E. Calvin Ahn, Claro Austria, Claro de los Reyes, Ariel Estrada, Nadia Gan, Marcus Ho, Yoko Hyun, Sacha Iskra, Emi F. Jones, Rosanne Ma, Tom Matsusaka, Ron Nakahara, Ken Park, James Rana, Kaipo Schwab, Keoni Scott, Shigeko Suga
directed by
Ernest Abuba
Since when did the Scottish Play turn Japanese? Since adaptor John R. Briggs took his red pen and scissors to Shakespeare’s Macbeth twenty years ago, producing Shogun Macbeth, a cultural transmutation of the Bard’s original, which resets the play in feudal Japan in the twelfth century, when the samurai way of life was alive and well.
As revived by the Pan Asian Repertory Theatre as part of their Masterpiece Cycle, Shogun Macbeth is a novel attempt at reinventing Shakespeare.
Though the recent Rupert Goold-directed production of Macbeth on Broadway starring Patrick Stewart rethought the play as a Soviet narrative without changing the text, here elements of the play have been altered (mainly as regards characters’ titles and the names of places) in order to accommodate the new Japanese setting.The plot of the play is the same as its source.

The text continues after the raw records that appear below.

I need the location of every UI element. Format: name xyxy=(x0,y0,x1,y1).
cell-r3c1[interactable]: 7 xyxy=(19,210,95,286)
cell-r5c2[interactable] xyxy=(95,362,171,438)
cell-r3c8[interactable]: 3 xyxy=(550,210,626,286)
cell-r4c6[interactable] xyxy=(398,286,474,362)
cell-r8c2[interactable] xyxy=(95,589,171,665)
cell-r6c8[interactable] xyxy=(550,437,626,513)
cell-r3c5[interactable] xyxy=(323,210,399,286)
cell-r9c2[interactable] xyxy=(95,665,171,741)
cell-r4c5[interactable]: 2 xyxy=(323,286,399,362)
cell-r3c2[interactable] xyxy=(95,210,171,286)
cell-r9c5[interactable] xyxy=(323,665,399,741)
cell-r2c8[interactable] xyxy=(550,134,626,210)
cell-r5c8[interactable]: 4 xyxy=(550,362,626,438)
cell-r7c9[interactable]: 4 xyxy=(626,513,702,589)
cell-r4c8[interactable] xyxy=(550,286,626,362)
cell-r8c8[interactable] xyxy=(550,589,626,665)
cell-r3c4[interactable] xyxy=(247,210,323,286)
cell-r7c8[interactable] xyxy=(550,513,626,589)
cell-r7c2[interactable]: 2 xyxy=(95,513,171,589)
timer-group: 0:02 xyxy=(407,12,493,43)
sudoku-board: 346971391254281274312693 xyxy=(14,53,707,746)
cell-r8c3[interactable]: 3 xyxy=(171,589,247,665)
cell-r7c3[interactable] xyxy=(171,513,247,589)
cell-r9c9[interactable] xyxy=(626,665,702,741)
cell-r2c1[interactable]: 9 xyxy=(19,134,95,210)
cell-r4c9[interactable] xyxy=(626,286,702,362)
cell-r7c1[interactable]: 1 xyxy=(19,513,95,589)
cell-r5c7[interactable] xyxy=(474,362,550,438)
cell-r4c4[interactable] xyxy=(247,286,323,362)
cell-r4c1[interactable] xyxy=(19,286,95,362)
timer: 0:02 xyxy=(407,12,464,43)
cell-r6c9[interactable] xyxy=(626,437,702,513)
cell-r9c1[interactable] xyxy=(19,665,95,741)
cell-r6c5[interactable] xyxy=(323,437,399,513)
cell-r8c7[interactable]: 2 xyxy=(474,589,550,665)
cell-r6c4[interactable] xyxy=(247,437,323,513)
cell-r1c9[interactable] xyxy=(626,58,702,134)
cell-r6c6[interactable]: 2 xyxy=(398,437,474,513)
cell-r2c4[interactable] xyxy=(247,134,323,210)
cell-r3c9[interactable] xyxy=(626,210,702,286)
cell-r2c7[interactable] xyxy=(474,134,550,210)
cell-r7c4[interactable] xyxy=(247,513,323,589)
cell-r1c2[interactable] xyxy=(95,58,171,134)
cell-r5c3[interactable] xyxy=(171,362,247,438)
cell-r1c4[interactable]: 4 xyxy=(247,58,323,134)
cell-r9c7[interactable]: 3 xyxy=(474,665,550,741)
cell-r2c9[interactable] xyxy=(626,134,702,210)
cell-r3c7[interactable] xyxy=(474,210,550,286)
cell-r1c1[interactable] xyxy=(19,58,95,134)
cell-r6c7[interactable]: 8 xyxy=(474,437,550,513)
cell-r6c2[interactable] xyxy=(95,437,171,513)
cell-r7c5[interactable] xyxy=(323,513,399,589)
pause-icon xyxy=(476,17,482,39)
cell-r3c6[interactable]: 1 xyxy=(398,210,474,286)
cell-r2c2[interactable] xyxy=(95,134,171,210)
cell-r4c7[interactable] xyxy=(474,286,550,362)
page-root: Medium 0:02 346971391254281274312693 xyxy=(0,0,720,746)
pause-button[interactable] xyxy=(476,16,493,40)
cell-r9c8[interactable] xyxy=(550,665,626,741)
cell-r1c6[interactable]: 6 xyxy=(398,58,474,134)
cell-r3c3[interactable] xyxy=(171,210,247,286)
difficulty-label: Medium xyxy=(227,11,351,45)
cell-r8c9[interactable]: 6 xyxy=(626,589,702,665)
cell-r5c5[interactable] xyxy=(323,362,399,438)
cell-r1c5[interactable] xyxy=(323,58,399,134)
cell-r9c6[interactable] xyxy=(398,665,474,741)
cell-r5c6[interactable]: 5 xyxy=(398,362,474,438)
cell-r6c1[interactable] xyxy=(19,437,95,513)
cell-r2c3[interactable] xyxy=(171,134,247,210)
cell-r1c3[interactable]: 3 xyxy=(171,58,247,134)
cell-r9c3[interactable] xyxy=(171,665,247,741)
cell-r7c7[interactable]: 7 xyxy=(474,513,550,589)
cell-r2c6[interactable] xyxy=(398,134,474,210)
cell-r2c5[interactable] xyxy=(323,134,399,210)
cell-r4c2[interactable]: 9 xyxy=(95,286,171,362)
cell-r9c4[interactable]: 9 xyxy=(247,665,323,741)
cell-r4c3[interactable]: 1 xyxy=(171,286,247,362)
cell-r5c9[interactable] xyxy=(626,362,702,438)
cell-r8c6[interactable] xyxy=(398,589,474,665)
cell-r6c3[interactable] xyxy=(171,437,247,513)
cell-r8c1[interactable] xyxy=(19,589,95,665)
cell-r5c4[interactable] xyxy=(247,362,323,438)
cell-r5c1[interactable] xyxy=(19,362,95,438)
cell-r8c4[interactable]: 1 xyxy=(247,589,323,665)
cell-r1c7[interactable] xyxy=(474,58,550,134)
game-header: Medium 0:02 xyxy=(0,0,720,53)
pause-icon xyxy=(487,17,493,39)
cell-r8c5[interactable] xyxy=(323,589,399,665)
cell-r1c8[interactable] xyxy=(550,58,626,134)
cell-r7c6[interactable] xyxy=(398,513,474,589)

Three witches (here called “yojos” and presented as fiendish wig-wearing kabuki-style figures) prophesy the ascendence of Macbeth to the highest office in the land, the shogunate. They tell Macbeth that no man of woman born can bring him down, but in order to seize power, he must kill the current shogun, an act he commits reluctantly upon the goading of his wife, Fujin Macbeth. Of course, the seeds of Macbeth’s demise are planted early on; it’s the intricate plotting of it all that keeps an audience hooked. This adaptation has done wise not to stray from Shakespeare’s general narrative.
Shogun Macbeth‘s major change to the text is in adding a misguided narrator character, a choice that adds little to the merit of the work. Called a Biwa Hoshi in the program, the narrator is described as a “music-playing priest.” His presence here seems to be an attempt at contextualizing the play, but he’s more tacked-on than integral to the proceedings. He speaks only to convey vague haiku-style moral messages. But this narrator only serves to sidetrack the main action; this new version only needs to trust in the strength of its central narrative.
As regards the look of the play, the two-dimensional set by Charlie Corcoran, dominated by a cut-out Buddha statue, seems static next to the energy of the performers as they execute Sachiyo Ito’s Japanese movement choreography, fighting with aplomb. The quality of the performances varies (some overacting can be detected), but there is one standout performance amongst the bunch – Rosanne Ma as Fujin Macbeth. From the start, she portrays Fujin Macbeth as willing to manipulate Macbeth in order to climb the social ladder. By the end of the play, she’s gone totally mad, and the physicality of her performance, her fingers outstretched in overexcitement, perfectly conveys her fallen status.
Despite Ma’s outstanding performance, too much about this production was lacking for me to recommend it wholeheartedly. Sporadic lazy performances and over-the-top lighting by Victer En Yu Tan distracted from the strengths of the script.
Though setting the play in a different time period at first seems a novel idea, the necessity of a glossary of words and place names in the program detracts from a non-Japanese speaker’s enjoyment of the production. It’s true that companies should be able to look at the works of Shakespeare from a variety of new and varied angles (even companies during Shakespeare’s times eschewed the use of accurate period sets and costumes), but there ought to be some new light shed on the play as a result rather than additional distraction.
While I appreciate adaptor Briggs’s attempt at allowing Asian American actors a go at Shakespeare’s text, it’s unclear exactly what the change in setting is meant to signify. If it’s meant as an attack on the values of feudal societies, more context is necessary in order to convey this to an audience. As it stands, Shogun Macbeth is merely an interesting dramatic exercise. It has the potential to say something new, but instead it rehashes what we’ve already seen, tossing in a few samurai swords and a fog machine for effect.